Let’s be honest; we often fail to set clear boundaries by agreeing to something we know will negatively impact us or simply not speaking up against it. One of my favourite self-help gurus, Dr. Gabor Maté, says, “Until you learn how to say no, your yeses aren’t authentic.”
Practice assertiveness, prioritise what truly matters, and learn to decline commitments that drain your energy. The world won’t fall apart if you don’t take that extra shift your boss requested. When something doesn’t work for you or oversteps your boundaries, simply find the nerve to say so.
It’s hard initially, especially if you’ve been conditioned as a people-pleaser. Still, it’s better than suffering the consequences later. Doing what’s right by you and having the guts to say no to something/someone feels incredibly empowering. It reinforces the concept of self-respect and being in charge of what happens in your life.
4. Reach Out For Support
Hardship is an inevitable part of being alive for some of us, perhaps more than others. And yes, we can’t control everything that happens to us, but what we can control is what happens inside of us—how we react to it and the impact we allow it to have on us.
Unfortunately, with dysfunctional families being the norm rather than the exception, most of us were never given the right tools to do that for ourselves. That’s why we often turn to destructive coping mechanisms our younger selves developed to help us get through tough times, be that alcohol, drugs, food, or another numbing agent in our procrastination game. The best thing you can do for yourself is accept that you don’t have to do this alone. In truth, you can’t.
Communicating our feelings with family, friends, and romantic partners is paramount for mental health. And that means routinely, not waiting until things explode. Having our feelings validated and accepting emotional support is an act of self-compassion and reminds us that we don’t need to have all the answers; we just need someone to ask us the right questions.

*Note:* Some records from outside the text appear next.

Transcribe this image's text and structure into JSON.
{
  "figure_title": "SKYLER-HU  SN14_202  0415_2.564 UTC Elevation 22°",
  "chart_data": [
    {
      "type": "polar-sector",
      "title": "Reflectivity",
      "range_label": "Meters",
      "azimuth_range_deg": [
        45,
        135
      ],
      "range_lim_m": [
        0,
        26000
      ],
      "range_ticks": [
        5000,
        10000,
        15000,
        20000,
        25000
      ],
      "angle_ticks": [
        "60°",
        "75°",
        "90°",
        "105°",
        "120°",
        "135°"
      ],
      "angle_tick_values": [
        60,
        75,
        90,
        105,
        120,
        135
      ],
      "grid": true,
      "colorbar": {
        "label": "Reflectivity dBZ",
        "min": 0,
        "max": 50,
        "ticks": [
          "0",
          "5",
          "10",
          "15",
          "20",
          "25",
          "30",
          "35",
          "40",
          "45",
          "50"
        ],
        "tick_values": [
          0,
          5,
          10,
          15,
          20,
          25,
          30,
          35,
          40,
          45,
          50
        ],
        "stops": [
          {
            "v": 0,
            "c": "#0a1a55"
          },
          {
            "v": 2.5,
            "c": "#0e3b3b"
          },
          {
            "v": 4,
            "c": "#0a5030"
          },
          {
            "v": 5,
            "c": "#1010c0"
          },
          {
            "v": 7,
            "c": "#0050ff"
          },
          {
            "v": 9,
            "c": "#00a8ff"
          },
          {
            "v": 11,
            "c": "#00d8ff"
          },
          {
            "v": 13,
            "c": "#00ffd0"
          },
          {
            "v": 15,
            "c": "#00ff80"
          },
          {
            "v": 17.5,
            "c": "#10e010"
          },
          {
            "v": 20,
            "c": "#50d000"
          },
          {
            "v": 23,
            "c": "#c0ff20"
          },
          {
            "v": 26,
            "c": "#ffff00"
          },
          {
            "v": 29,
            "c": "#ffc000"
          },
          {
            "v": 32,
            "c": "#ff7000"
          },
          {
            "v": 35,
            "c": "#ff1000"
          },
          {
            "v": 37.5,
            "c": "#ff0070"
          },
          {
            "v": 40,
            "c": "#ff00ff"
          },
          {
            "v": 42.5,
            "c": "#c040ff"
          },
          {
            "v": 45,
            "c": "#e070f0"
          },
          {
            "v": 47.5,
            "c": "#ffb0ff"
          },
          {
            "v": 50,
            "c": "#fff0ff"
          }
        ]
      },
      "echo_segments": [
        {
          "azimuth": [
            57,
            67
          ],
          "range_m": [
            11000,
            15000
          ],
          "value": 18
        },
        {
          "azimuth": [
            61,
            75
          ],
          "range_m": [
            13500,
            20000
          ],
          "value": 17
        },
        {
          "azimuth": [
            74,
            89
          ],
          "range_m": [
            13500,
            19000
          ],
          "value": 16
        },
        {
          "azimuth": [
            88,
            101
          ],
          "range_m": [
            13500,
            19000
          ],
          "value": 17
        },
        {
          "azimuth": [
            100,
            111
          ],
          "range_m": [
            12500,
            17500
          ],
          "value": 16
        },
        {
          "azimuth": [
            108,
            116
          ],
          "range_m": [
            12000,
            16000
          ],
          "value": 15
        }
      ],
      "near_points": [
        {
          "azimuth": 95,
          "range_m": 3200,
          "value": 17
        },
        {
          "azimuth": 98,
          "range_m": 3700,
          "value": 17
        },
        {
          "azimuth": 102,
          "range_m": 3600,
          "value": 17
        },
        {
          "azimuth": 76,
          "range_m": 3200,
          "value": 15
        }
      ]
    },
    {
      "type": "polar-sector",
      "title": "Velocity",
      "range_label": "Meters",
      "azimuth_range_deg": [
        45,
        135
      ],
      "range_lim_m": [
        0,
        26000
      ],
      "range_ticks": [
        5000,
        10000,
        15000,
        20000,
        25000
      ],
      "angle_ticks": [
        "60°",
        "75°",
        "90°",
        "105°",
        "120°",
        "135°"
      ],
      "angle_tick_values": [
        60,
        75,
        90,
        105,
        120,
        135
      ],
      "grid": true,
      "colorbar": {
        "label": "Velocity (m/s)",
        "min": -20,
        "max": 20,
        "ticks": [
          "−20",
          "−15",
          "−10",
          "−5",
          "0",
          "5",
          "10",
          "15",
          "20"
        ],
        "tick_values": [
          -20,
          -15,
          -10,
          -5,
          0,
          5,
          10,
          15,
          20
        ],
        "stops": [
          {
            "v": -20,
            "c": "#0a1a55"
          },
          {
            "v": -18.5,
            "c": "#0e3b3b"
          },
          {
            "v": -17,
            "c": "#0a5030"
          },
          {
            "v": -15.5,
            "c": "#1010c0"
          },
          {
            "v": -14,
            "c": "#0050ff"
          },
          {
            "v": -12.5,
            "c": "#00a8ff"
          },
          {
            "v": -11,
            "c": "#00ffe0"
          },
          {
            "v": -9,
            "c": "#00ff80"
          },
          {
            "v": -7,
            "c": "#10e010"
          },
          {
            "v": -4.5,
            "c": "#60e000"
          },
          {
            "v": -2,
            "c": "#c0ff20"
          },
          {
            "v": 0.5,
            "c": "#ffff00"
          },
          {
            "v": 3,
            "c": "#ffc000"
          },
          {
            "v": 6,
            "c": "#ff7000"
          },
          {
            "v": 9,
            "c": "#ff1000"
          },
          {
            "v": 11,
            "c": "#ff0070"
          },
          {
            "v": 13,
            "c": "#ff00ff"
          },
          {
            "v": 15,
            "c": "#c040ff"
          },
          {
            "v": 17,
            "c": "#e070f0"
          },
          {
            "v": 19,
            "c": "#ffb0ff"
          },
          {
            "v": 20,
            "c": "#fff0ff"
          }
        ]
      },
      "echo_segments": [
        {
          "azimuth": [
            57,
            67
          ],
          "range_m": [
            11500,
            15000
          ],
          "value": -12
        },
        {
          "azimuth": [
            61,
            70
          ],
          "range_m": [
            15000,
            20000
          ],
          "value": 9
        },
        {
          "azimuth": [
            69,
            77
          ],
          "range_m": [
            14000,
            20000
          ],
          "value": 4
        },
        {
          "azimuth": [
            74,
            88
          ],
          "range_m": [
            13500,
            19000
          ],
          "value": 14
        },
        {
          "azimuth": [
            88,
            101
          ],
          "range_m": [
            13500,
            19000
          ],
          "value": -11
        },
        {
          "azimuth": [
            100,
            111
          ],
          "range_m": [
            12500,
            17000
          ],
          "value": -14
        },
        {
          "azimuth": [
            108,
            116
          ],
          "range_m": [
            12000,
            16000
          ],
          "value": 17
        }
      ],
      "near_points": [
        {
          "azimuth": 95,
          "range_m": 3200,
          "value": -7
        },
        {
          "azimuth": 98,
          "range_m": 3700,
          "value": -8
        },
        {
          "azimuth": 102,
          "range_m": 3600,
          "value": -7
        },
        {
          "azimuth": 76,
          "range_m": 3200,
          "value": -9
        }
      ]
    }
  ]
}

If you’re going through regular phases of emotional disbalance, reaching out to a professional will equip you with tools to navigate challenges effectively and work towards being happier, more empowered and driven. Take the time to find the right therapist for you and be patient with yourself while opening up to them. For affordable options, check out some mental health apps or contact local psychology schools for any residents providing therapy at a lower cost.

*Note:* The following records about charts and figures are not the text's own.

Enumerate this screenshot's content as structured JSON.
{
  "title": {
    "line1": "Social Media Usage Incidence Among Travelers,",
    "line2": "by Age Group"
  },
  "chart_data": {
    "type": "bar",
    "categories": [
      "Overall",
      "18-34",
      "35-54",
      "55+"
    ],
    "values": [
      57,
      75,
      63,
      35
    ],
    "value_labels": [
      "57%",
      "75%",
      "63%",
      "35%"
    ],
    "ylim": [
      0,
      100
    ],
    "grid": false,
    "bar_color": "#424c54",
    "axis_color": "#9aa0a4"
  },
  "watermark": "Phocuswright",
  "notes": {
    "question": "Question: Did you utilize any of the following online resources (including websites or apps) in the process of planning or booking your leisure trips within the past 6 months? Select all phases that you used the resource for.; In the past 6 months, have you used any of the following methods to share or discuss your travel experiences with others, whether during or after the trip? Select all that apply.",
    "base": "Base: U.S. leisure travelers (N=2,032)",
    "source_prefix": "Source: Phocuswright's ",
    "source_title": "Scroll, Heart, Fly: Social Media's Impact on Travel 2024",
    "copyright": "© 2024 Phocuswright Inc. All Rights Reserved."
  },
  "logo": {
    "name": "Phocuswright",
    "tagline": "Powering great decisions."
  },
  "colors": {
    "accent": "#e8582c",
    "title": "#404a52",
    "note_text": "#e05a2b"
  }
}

5. Fully Unplug And Disconnect
With most of us feeling trapped on a hamster wheel, it’s challenging to ‘unplug’ and simply be in our natural state. Regular breaks from technology and responsibilities rejuvenate mental clarity and recharge our often-drained batteries.
Take a break from being the mum, wife, CEO, cashier, nurse or friend everyone needs advice from, and reconnect with who you are beyond roles and obligations.

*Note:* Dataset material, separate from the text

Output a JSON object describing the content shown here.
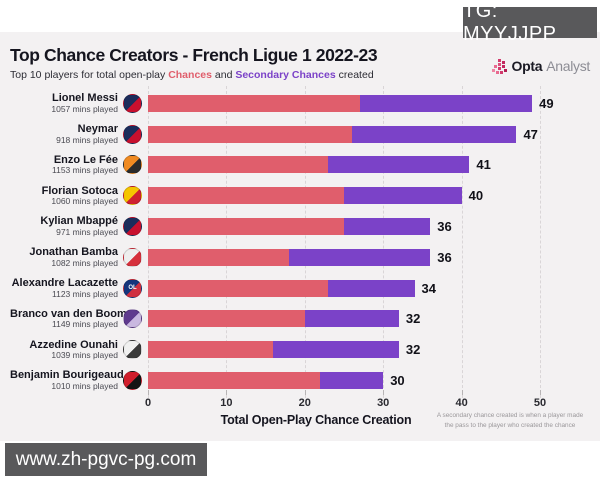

Establish weekly rituals that promote presence and nourish your soul, like bathing with mineral salts and scented candles, cooking your favourite meal, or reading a new book.
Embrace activities that recharge your batteries and make time for nature, hobbies, or a course on something you’re passionate about. You have to show up for yourself and consider your needs, prioritising self-care practices and keeping those promises you make to yourself.
In a world where mental health often takes a backseat, these five hacks have guided me toward a brighter, more resilient self. Like all things health, prevention and action are crucial for taking charge of our well-being and avoiding a crisis down the road.
As they say, make time for your wellness, or you’ll be forced to make time for your illness. Good luck on your journey of self-discovery and empowerment, and remember your mental health matters.